After graduation from high school he and three of his buddies pooled their money and bought a well-used Ford Model A flivver which they named “Penelope.” Together the four of them drove to Los Angeles and back in a month, sleeping on the seats and running boards and following U.S. Route 66, when they weren’t patching flat tires.
My mom, Dawn Kennedy, grew up on her parents’ farm on Sugar Creek Road, essentially being raised by her older sister Doris. In those Depression years the farm couldn’t support itself and like most farmers in the area her dad worked at the Reeves Steel Mill to help make ends meet.
The tradition in rural Ohio farming communities was for the children to grow up and take their places within the social fabric of their forebears, preserving and strengthening it for the succeeding generation. When Mom completed the 12th grade, her parents asked her what she wanted for a graduation present and were shocked to the roots of the family tree when she instantly answered, “Luggage.”
They complied reluctantly and in July of 1943 she shook the dust of Sugar Creek Road from her feet and boarded a train for Los Angeles.
It was not a random decision. Some months earlier two of Mom’s acquaintances from Dover High School made a break for it and landed in Los Angeles. Gladys and Hilda found jobs there and a nice house close to the beach and apparently the Great Depression was finally ending as the wartime economy began to rev up. It was freedom, excitement, and a whole new life out on the West Coast.
The early years of World War II shook an entire generation of kids out of their nests, some to return, some not. One of the first casualties of the war was tradition itself as the new generation took wing, leaving its parents wondering what the world was coming to.
By that time Dad had literally taken wing. He had enlisted in the Army in April of 1942 and was commissioned a second lieutenant in the Army Air Corps. He was deep into flight training starting with the Stearman Biplane, a forgiving aircraft that allowed the cadets to learn the basic skills of flight control, takeoffs and landings. It was like flying a box kite with a 12-cylinder radial engine.
The next step up the ladder was the BT-13-A, a fixed single wing trainer that the cadets called “the Vultee Vibrator.” A day in the trainer was the equivalent of taking a laxative.
Dad was in training throughout the war, advancing to pursuit fighter aircraft and light bombers. As his skills increased he was shifted through a variety of duties from towing airborne targets for aerial gunnery training to flight controller duty on the ground. Here the miraculous begins to unfold.
While working the Flight Control Center in L.A. he met Gladdy and Hilda. Off duty Gladdy and Hilda would go out night-clubbing with the flyboys and would invite homesick young men to their house for meals and socializing.
At about this point, another train filled with Midwest-American refugees pulled into Union Station and in the fullness of time, Hilda invited Mark to come over to the house.
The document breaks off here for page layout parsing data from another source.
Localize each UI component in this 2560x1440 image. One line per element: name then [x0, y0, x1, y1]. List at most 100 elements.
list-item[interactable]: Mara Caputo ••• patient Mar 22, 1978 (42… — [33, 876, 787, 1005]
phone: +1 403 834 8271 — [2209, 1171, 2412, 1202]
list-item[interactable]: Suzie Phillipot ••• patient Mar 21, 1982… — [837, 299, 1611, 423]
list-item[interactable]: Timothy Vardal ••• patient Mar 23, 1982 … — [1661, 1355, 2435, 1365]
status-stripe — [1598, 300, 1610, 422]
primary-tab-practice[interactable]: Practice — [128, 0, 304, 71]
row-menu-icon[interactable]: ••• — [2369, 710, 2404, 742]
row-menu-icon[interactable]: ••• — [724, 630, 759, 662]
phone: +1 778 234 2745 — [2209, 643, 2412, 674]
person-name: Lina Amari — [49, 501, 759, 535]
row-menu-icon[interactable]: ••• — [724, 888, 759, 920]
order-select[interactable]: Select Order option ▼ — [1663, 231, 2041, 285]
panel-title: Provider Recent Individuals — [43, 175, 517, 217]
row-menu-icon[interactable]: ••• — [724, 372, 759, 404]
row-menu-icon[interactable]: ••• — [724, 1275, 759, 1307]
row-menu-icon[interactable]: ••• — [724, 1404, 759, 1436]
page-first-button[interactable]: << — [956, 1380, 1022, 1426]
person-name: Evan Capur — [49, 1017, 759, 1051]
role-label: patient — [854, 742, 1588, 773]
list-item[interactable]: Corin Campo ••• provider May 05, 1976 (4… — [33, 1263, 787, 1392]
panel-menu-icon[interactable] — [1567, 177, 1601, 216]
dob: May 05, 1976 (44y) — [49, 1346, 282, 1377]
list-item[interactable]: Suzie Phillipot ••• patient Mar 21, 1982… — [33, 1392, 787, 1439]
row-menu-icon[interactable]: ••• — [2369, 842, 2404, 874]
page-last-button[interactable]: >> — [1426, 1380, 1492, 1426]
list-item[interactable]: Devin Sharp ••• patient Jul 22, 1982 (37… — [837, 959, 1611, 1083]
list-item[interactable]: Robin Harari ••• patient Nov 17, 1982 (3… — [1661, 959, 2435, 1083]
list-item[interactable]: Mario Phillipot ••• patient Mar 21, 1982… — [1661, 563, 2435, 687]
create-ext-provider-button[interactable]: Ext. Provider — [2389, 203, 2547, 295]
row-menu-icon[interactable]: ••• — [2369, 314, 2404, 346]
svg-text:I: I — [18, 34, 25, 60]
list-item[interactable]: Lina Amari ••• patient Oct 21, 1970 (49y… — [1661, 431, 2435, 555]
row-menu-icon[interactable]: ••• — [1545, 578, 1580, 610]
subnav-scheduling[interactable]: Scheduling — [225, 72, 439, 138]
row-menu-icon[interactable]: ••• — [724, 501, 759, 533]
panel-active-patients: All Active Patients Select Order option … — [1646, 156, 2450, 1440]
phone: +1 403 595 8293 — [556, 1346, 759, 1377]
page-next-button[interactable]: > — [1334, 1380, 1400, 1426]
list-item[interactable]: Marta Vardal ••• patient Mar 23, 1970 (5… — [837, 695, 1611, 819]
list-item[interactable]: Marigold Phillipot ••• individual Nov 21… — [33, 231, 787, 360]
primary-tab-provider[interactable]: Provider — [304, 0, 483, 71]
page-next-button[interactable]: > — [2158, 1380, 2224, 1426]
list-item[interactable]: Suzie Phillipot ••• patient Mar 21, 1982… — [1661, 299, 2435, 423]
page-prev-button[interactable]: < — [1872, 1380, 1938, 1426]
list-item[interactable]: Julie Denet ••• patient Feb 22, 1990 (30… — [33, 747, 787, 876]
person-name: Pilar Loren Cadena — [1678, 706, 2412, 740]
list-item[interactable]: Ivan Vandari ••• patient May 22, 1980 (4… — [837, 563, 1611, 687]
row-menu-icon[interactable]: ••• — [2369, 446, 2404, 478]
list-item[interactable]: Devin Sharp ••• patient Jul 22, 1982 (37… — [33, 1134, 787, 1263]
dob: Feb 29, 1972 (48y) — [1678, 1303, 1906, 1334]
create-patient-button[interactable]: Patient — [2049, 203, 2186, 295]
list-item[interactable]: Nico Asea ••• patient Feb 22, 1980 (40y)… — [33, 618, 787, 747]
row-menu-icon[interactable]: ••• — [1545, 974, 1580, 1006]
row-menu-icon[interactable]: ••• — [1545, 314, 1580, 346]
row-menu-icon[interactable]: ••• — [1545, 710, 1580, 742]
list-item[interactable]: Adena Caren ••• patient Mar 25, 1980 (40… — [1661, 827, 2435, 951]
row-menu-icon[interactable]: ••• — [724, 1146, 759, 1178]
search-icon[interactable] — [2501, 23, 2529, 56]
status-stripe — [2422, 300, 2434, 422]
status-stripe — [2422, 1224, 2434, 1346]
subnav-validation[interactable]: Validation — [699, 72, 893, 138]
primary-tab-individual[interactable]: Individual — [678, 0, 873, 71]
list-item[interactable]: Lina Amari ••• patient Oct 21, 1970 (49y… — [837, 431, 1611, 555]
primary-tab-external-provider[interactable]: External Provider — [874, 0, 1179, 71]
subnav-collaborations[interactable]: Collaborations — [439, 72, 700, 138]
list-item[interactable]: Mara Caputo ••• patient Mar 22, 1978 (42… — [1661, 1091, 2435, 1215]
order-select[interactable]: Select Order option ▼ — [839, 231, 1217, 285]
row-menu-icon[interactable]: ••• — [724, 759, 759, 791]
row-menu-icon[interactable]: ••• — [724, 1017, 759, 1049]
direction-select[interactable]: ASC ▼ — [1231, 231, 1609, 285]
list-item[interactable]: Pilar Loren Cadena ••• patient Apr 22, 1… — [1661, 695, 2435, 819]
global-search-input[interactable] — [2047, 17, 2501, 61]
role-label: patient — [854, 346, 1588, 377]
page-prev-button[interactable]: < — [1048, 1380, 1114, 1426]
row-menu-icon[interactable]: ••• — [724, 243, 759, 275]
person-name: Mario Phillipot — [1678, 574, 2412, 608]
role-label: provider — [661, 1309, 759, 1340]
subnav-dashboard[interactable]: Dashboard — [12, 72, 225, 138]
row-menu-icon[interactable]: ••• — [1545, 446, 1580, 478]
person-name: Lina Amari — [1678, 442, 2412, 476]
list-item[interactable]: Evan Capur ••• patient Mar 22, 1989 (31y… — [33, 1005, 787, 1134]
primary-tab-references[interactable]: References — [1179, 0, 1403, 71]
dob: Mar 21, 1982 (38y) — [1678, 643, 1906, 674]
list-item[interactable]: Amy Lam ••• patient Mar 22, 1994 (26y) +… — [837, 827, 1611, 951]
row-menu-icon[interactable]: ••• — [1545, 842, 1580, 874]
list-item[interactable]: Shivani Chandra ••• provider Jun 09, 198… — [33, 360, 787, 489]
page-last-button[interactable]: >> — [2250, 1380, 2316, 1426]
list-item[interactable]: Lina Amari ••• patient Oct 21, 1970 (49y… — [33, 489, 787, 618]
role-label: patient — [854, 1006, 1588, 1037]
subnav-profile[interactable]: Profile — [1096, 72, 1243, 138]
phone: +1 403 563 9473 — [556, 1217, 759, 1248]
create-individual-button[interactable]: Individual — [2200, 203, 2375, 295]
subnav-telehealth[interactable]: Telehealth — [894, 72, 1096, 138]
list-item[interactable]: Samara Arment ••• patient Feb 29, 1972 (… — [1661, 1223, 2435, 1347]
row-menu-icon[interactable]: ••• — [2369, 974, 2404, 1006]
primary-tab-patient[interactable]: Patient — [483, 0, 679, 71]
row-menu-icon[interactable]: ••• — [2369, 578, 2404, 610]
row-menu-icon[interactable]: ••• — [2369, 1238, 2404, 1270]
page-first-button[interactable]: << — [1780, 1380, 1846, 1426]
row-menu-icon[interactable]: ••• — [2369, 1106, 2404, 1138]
There was someone staying with her and Gladdy who she wanted him to meet.
And so Mom and Dad’s separate paths finally crossed and their meeting was…tepid.
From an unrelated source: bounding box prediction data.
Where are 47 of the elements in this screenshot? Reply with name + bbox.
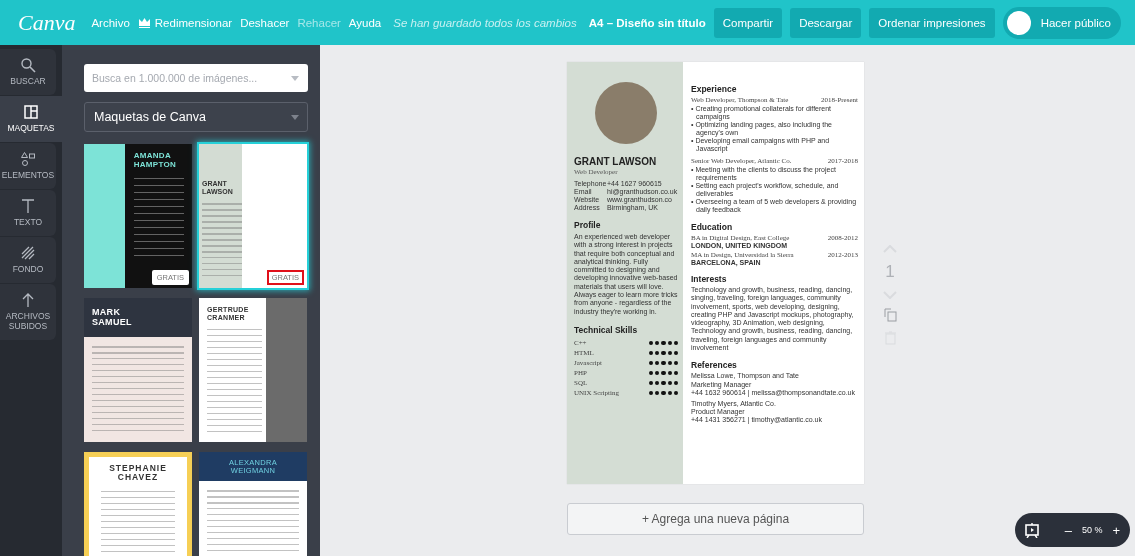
sidebar-item[interactable]: ELEMENTOS xyxy=(0,143,56,189)
template-title: AMANDA HAMPTON xyxy=(133,152,178,170)
save-status: Se han guardado todos los cambios xyxy=(393,16,577,29)
sidebar-item[interactable]: FONDO xyxy=(0,237,56,283)
section-heading: Experience xyxy=(691,84,738,94)
sidebar-label: ARCHIVOS SUBIDOS xyxy=(4,311,52,331)
template-title: STEPHANIE CHAVEZ xyxy=(108,464,168,483)
search-icon xyxy=(20,57,36,73)
zoom-level: 50 % xyxy=(1081,525,1103,535)
zoom-in-button[interactable]: + xyxy=(1112,522,1120,538)
section-heading: Profile xyxy=(574,220,602,230)
template-thumbnail[interactable]: MARK SAMUEL xyxy=(84,298,192,442)
sidebar-item[interactable]: BUSCAR xyxy=(0,49,56,95)
page-number: 1 xyxy=(885,262,895,282)
hatch-pattern-icon xyxy=(20,245,36,261)
section-heading: Interests xyxy=(691,274,728,284)
template-dropdown[interactable]: Maquetas de Canva xyxy=(84,102,308,132)
caret-icon xyxy=(291,76,299,81)
resume-name: GRANT LAWSON xyxy=(574,156,658,167)
text-icon xyxy=(20,198,36,214)
search-field[interactable]: Busca en 1.000.000 de imágenes... xyxy=(84,64,308,92)
caret-icon xyxy=(291,114,299,120)
sidebar-label: FONDO xyxy=(12,264,44,274)
sidebar-label: BUSCAR xyxy=(10,76,46,86)
template-title: MARK SAMUEL xyxy=(92,308,133,328)
layout-icon xyxy=(23,104,39,120)
upload-arrow-icon xyxy=(20,292,36,308)
toggle-knob xyxy=(1006,10,1031,35)
menu-label: Redimensionar xyxy=(154,16,233,29)
sidebar-item[interactable]: ARCHIVOS SUBIDOS xyxy=(0,284,56,340)
template-thumbnail[interactable]: STEPHANIE CHAVEZ xyxy=(84,452,192,556)
section-heading: Education xyxy=(691,222,734,232)
dropdown-value: Maquetas de Canva xyxy=(94,110,206,124)
shapes-icon xyxy=(20,151,36,167)
sidebar-label: ELEMENTOS xyxy=(1,170,55,180)
zoom-out-button[interactable]: – xyxy=(1064,522,1072,538)
toggle-label: Hacer público xyxy=(1040,16,1111,29)
section-heading: References xyxy=(691,360,738,371)
sidebar-item[interactable]: TEXTO xyxy=(0,190,56,236)
sidebar-item[interactable]: MAQUETAS xyxy=(0,96,62,142)
section-heading: Technical Skills xyxy=(574,324,639,335)
sidebar-label: MAQUETAS xyxy=(7,123,55,133)
add-page-button[interactable]: + Agrega una nueva página xyxy=(567,503,864,535)
crown-icon xyxy=(137,17,151,28)
presentation-icon[interactable] xyxy=(1025,522,1039,538)
copy-icon[interactable] xyxy=(883,308,897,322)
sidebar-label: TEXTO xyxy=(13,217,43,227)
“Mom didn’t like me much at first,” Dad said years later. “She thought I was too cocky.”
Likewise, years later, Mom added her own thoughts. “I had only been on my own for a few months,” she said. “I wanted more of that.”
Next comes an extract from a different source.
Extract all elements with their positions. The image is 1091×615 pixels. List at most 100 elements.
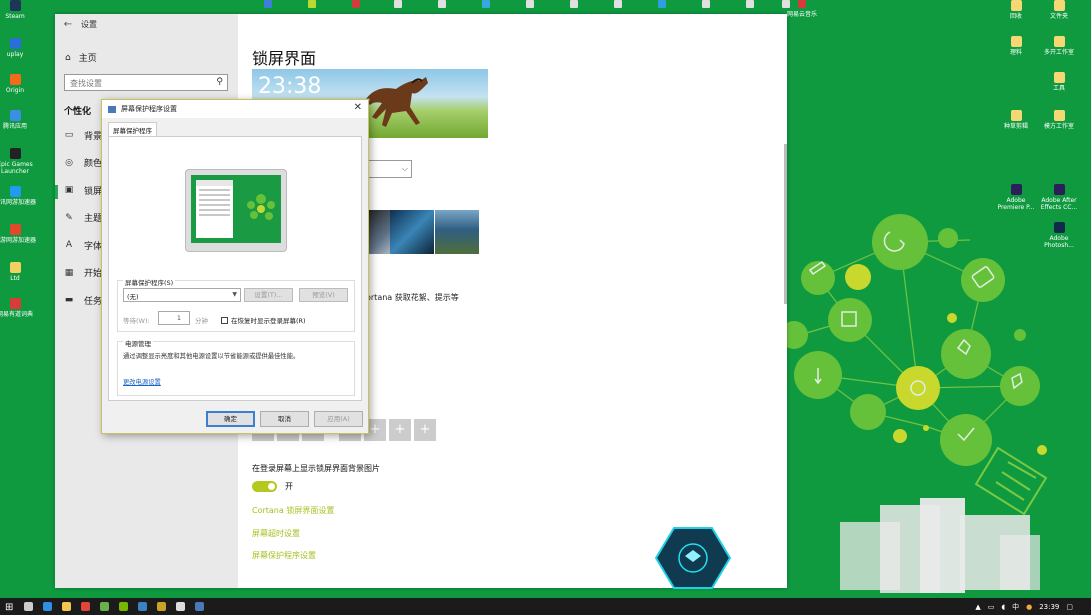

But there was a war on; there was no time for more of that. Dad didn’t know when he’d be shipped out and didn’t want her to be “the girl I left behind” to be snapped up by some other guy. When he received orders for further flight training in Baton Rouge, Louisiana, he popped the big question right away. Mom went back to Ohio to think it over while Dad changed duty stations.
Mom’s family tree got its roots shaken once again when she abruptly flew the coop and caught a train for Dalhart, Texas. Fears of shame and scandal back in Dover finally were put to rest when Dad and mom were united in marriage on Christmas Day, 1943.